New Insights into the Electrochemistry of Molybdenum(VI) Dioxo Complexes Containing a Tetradentate S₂(NH)₂-Type Ligand

The electrochemistry of dioxomolybdenum(VI) with the tetradentate S₂(NH)₂-type ligand N,N′-bis(2-mercaptophenyl)-2,3-diaminobutane (mPhabH₄), at neutral, acidic, and basic conditions, has been investigated. The molecular structure of (mPhabH₂)Mo^VIO₂ (1) has been determined: space group P2₁2₁2₁ (No. 19), a = 8.667(<1), b = 12.884(<1), c = 19.877(3) Å, V= 2220 ų; Z = 4. The cis-dioxo complex 1 displays a highly distorted octahedral structure. Electrochemical, one-electron reduction of the Mo(VI) compound 1 is followed by a fast dehydration reaction leading to [(mPhab)MoO]⁻ (4), which can be further reduced in a subsequent one-electron reduction step to the Mo(IV) dianion.
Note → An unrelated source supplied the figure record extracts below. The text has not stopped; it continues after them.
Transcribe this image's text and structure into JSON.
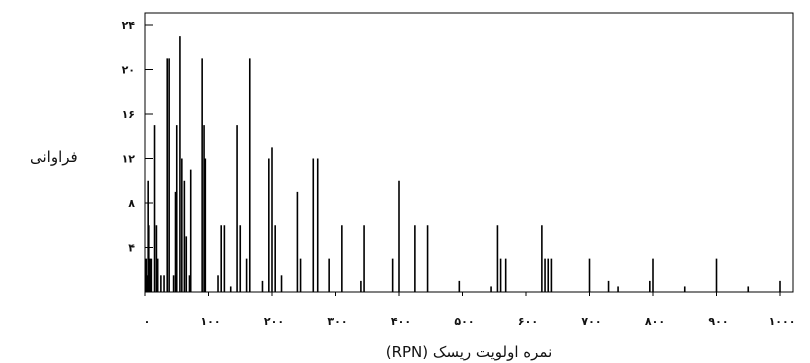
{
  "chart_data": {
    "type": "bar",
    "title": "",
    "xlabel": "نمره اولویت ریسک (RPN)",
    "ylabel": "فراوانی",
    "xlim": [
      0,
      1000
    ],
    "ylim": [
      0,
      24
    ],
    "x_ticks": [
      0,
      100,
      200,
      300,
      400,
      500,
      600,
      700,
      800,
      900,
      1000
    ],
    "x_tick_labels": [
      "۰",
      "۱۰۰",
      "۲۰۰",
      "۳۰۰",
      "۴۰۰",
      "۵۰۰",
      "۶۰۰",
      "۷۰۰",
      "۸۰۰",
      "۹۰۰",
      "۱۰۰۰"
    ],
    "y_ticks": [
      4,
      8,
      12,
      16,
      20,
      24
    ],
    "y_tick_labels": [
      "۴",
      "۸",
      "۱۲",
      "۱۶",
      "۲۰",
      "۲۴"
    ],
    "grid": false,
    "bars": [
      {
        "x": 2,
        "y": 3
      },
      {
        "x": 3,
        "y": 1.5
      },
      {
        "x": 5,
        "y": 10
      },
      {
        "x": 6,
        "y": 6
      },
      {
        "x": 8,
        "y": 3
      },
      {
        "x": 9,
        "y": 1.5
      },
      {
        "x": 10,
        "y": 3
      },
      {
        "x": 15,
        "y": 15
      },
      {
        "x": 18,
        "y": 6
      },
      {
        "x": 20,
        "y": 3
      },
      {
        "x": 25,
        "y": 1.5
      },
      {
        "x": 30,
        "y": 1.5
      },
      {
        "x": 35,
        "y": 21
      },
      {
        "x": 38,
        "y": 21
      },
      {
        "x": 45,
        "y": 1.5
      },
      {
        "x": 48,
        "y": 9
      },
      {
        "x": 50,
        "y": 15
      },
      {
        "x": 55,
        "y": 23
      },
      {
        "x": 58,
        "y": 12
      },
      {
        "x": 62,
        "y": 10
      },
      {
        "x": 65,
        "y": 5
      },
      {
        "x": 70,
        "y": 1.5
      },
      {
        "x": 72,
        "y": 11
      },
      {
        "x": 90,
        "y": 21
      },
      {
        "x": 93,
        "y": 15
      },
      {
        "x": 95,
        "y": 12
      },
      {
        "x": 115,
        "y": 1.5
      },
      {
        "x": 120,
        "y": 6
      },
      {
        "x": 125,
        "y": 6
      },
      {
        "x": 135,
        "y": 0.5
      },
      {
        "x": 145,
        "y": 15
      },
      {
        "x": 150,
        "y": 6
      },
      {
        "x": 160,
        "y": 3
      },
      {
        "x": 165,
        "y": 21
      },
      {
        "x": 185,
        "y": 1
      },
      {
        "x": 195,
        "y": 12
      },
      {
        "x": 200,
        "y": 13
      },
      {
        "x": 205,
        "y": 6
      },
      {
        "x": 215,
        "y": 1.5
      },
      {
        "x": 240,
        "y": 9
      },
      {
        "x": 245,
        "y": 3
      },
      {
        "x": 265,
        "y": 12
      },
      {
        "x": 272,
        "y": 12
      },
      {
        "x": 290,
        "y": 3
      },
      {
        "x": 310,
        "y": 6
      },
      {
        "x": 340,
        "y": 1
      },
      {
        "x": 345,
        "y": 6
      },
      {
        "x": 390,
        "y": 3
      },
      {
        "x": 400,
        "y": 10
      },
      {
        "x": 425,
        "y": 6
      },
      {
        "x": 445,
        "y": 6
      },
      {
        "x": 495,
        "y": 1
      },
      {
        "x": 545,
        "y": 0.5
      },
      {
        "x": 555,
        "y": 6
      },
      {
        "x": 560,
        "y": 3
      },
      {
        "x": 568,
        "y": 3
      },
      {
        "x": 625,
        "y": 6
      },
      {
        "x": 630,
        "y": 3
      },
      {
        "x": 635,
        "y": 3
      },
      {
        "x": 640,
        "y": 3
      },
      {
        "x": 700,
        "y": 3
      },
      {
        "x": 730,
        "y": 1
      },
      {
        "x": 745,
        "y": 0.5
      },
      {
        "x": 795,
        "y": 1
      },
      {
        "x": 800,
        "y": 3
      },
      {
        "x": 850,
        "y": 0.5
      },
      {
        "x": 900,
        "y": 3
      },
      {
        "x": 950,
        "y": 0.5
      },
      {
        "x": 1000,
        "y": 1
      }
    ],
    "color": "#000000"
  }
}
At neutral conditions this process appears as a single two-electron reduction. Upon addition of N-methylimidazole (NMI) the dehydration rate decreases and two separate reduction steps can be observed. Acidic conditions also lead to a decrease of the dehydration rate and to two separate one-electron reductions. In basic solution the Mo(VI) complex 1 is reduced by methanol to [(mPhab)Mo^vO]⁻ (4), which shows both a quasi-reversible one-electron reduction wave to form the Mo(IV) dianion and a quasi-reversible oxidation wave. Synthetically, [(mPhab)Mo^vO]⁻ (4) can also be obtained via deoxygenation of 1 by Ph₂PMe in the presence of N-methylimidazole, presumably via formation of a Mo(IV)-NMI adduct that undergoes a comproportionation reaction with 1 and subsequent dehydration to the mononuclear Mo(V) complex 4. Neither μ-oxo-bridged Mo(V) dimers nor mononuclear Mo(IV) species can be detected.